IMHO any metrics would be gamed and prioritized above actually quality. As actual quality isn't suffering, why add the unsafe metric in at all? Seems like paranoia not born out of experience.
Yeah. Most often in FFI code (when the invariants are much harder to uphold). Rarely when writing unsafe abstractions. The few times I remember this happening with abstractions is due to really old code that broke in a compiler upgrade (pre-1.0).
> IMHO any metrics would be gamed and prioritized above actually quality.
Yeah, there have been discussions in the past about a "safe code" badge for crates and stuff like this, and the conclusion is that it might discourage people from using unsafe code where they actually should be.
In every case, more constraints and more explicitness have liberated portions of my cognitive load. I've ended up with fewer bugs, more flexibility to play, reduced ramp-up time for new devs, increased speed of iteration. Why would this trend, to add constraints and explicitness, not continue to be beneficial?
P.S. You haven't been bitten by unsafe code, yet, because the people that write Rust, are still builders of the language. It is still in the early adopter stage. Think about Java, which is now predominantly written by users of the language, imagine that for Rust.
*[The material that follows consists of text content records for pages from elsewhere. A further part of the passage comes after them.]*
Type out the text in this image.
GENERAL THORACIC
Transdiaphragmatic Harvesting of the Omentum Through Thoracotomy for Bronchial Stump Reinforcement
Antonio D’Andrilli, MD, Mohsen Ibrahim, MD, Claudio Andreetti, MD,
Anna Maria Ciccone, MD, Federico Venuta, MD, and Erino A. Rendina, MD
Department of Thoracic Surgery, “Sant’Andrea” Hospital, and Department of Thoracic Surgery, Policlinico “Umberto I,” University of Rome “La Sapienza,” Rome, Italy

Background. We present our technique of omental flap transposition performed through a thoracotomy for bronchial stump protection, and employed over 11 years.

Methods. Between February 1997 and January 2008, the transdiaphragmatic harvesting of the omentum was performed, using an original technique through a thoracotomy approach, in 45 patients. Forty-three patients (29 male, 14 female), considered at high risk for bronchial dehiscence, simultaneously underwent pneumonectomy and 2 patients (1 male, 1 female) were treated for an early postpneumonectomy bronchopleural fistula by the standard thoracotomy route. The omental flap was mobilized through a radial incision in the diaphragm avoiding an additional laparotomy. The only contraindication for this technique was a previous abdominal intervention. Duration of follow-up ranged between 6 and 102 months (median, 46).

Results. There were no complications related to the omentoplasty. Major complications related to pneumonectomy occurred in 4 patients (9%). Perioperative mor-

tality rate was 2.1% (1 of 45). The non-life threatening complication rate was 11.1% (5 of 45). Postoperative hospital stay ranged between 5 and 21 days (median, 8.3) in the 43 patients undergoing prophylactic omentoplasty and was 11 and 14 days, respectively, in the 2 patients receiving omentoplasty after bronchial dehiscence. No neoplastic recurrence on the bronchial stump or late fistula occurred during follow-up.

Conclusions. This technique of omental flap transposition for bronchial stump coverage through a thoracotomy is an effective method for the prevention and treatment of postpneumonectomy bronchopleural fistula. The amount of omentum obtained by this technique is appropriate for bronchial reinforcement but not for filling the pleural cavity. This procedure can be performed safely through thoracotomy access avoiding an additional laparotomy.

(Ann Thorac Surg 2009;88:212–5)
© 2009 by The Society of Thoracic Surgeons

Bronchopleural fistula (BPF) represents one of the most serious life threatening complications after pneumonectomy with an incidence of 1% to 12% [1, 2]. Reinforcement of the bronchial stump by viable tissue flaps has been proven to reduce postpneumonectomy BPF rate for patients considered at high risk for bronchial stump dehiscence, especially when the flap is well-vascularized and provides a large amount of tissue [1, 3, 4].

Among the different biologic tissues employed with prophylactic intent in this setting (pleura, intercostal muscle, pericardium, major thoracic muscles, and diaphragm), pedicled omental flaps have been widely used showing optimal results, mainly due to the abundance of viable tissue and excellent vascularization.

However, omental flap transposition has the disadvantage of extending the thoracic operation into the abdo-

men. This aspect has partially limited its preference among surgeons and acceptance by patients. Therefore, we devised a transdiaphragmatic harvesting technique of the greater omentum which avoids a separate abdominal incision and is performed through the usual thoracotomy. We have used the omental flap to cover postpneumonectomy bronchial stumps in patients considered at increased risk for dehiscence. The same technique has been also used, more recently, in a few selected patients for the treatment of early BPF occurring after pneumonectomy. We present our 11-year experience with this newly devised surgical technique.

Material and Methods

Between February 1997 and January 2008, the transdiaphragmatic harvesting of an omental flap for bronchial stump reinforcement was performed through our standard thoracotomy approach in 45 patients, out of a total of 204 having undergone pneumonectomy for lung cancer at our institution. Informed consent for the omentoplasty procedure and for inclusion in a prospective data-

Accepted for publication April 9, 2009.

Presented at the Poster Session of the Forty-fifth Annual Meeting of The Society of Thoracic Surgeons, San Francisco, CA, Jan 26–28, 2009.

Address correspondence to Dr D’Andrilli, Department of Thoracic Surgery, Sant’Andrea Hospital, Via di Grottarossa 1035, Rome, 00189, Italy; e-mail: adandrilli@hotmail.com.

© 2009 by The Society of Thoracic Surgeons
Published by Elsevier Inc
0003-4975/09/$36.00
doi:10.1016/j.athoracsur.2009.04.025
The teams currently working with Rust, chose to do so as an experiment. They don't have to get a feature out tomorrow, but that will come. Similarly, there isn't "legacy Rust", yet (except in the compiler - which is fine because it is literally maintained by the experts). Is it really worth waiting for crappy code to get written, then re-written, then forgotten and finally broken, and to relive our mistakes, before we fix a predictable problem?
IMHO any metrics would be gamed and prioritized above actually quality. As actual quality isn't suffering, why add the unsafe metric in at all? Seems like paranoia not born out of experience.